EL MISTERIO DEL TRAYECTO HASTA LA PUERTA DEL COLEGIO

0

Las madres tenemos la extraña habilidad de condensar una cantidad infinita de tareas en el recorrido que hay desde el auto hasta la puerta del colegio. ¿Lo notaron?

Hay un camino obligado y repetido, diario e inevitable, conocido y mil veces recorrido: es el que va desde nuestra casa hasta el colegio. Podemos adivinar la huella de nuestro auto por las mismas calles que recorremos todas las mañanas. La radio repite el clima y las canciones. Vemos salir a las mismas personas de las mismas puertas al mismo horario. Hasta ahí, todo más cerca del tedio que del misterio. Luego, hay un micro trayecto, comprendido en el primero, pero que encierra un enigma: es el que va desde la puerta de nuestro auto hasta la puerta del colegio.

En ese trayecto, cortísimo, las madres desarrollamos un don que se activa sólo ahí. Somos capaces de hacer dos trenzas perfectas, firmar 4 autorizaciones, terminar una tarea, limpiar caras, comprar la merienda olvidada, prender camperas, repasar todos los continentes para la prueba de geografía o practicar el Bolero de Ravel en la flauta dulce. Y todo eso, a veces, junto.

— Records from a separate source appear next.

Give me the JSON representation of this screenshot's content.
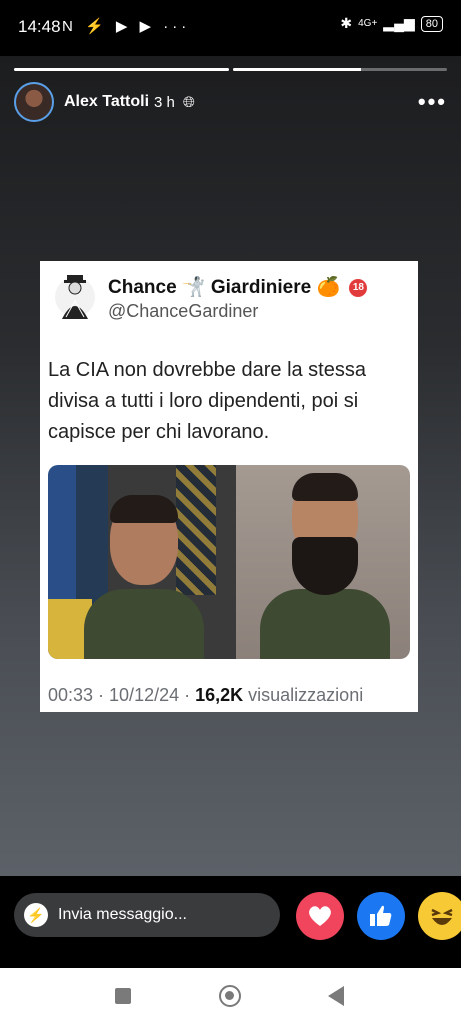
{
  "status_bar": {
    "time": "14:48",
    "left_icons": "N ⚡ ▶ ▶ ···",
    "network": "4G+",
    "battery": "80"
  },
  "story": {
    "progress": [
      1.0,
      0.6
    ],
    "author": "Alex Tattoli",
    "time_ago": "3 h",
    "globe_icon": "globe-icon",
    "more_icon": "more-icon"
  },
  "tweet": {
    "display_name": "Chance 🤺 Giardiniere 🍊",
    "badge": "18",
    "handle": "@ChanceGardiner",
    "text": "La CIA non dovrebbe dare la stessa divisa a tutti i loro dipendenti, poi si capisce per chi lavorano.",
    "meta_time": "00:33 · 10/12/24 · ",
    "meta_views_count": "16,2K",
    "meta_views_label": " visualizzazioni"
  },
  "reply_bar": {
    "placeholder": "Invia messaggio...",
    "reactions": [
      "love-reaction",
      "like-reaction",
      "haha-reaction"
    ]
  },
  "nav": {
    "buttons": [
      "recents-button",
      "home-button",
      "back-button"
    ]
  }
}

Los superpoderes se intensifican cuando los hijos son varios y el trayecto, les juro, sigue siendo el mismo. Los lunes y los viernes suele ser más intenso, ambos días por la proximidad del fin de semana y, lamento comunicarles, no se modifica nada a medida que los hijos crecen. No es extraño entonces que nos asombre que una vez que los niños tienen la edad suficiente para ir solos al colegio lleguen bien, vivos, y a veces, peinados. Quién lo hubiera pensado.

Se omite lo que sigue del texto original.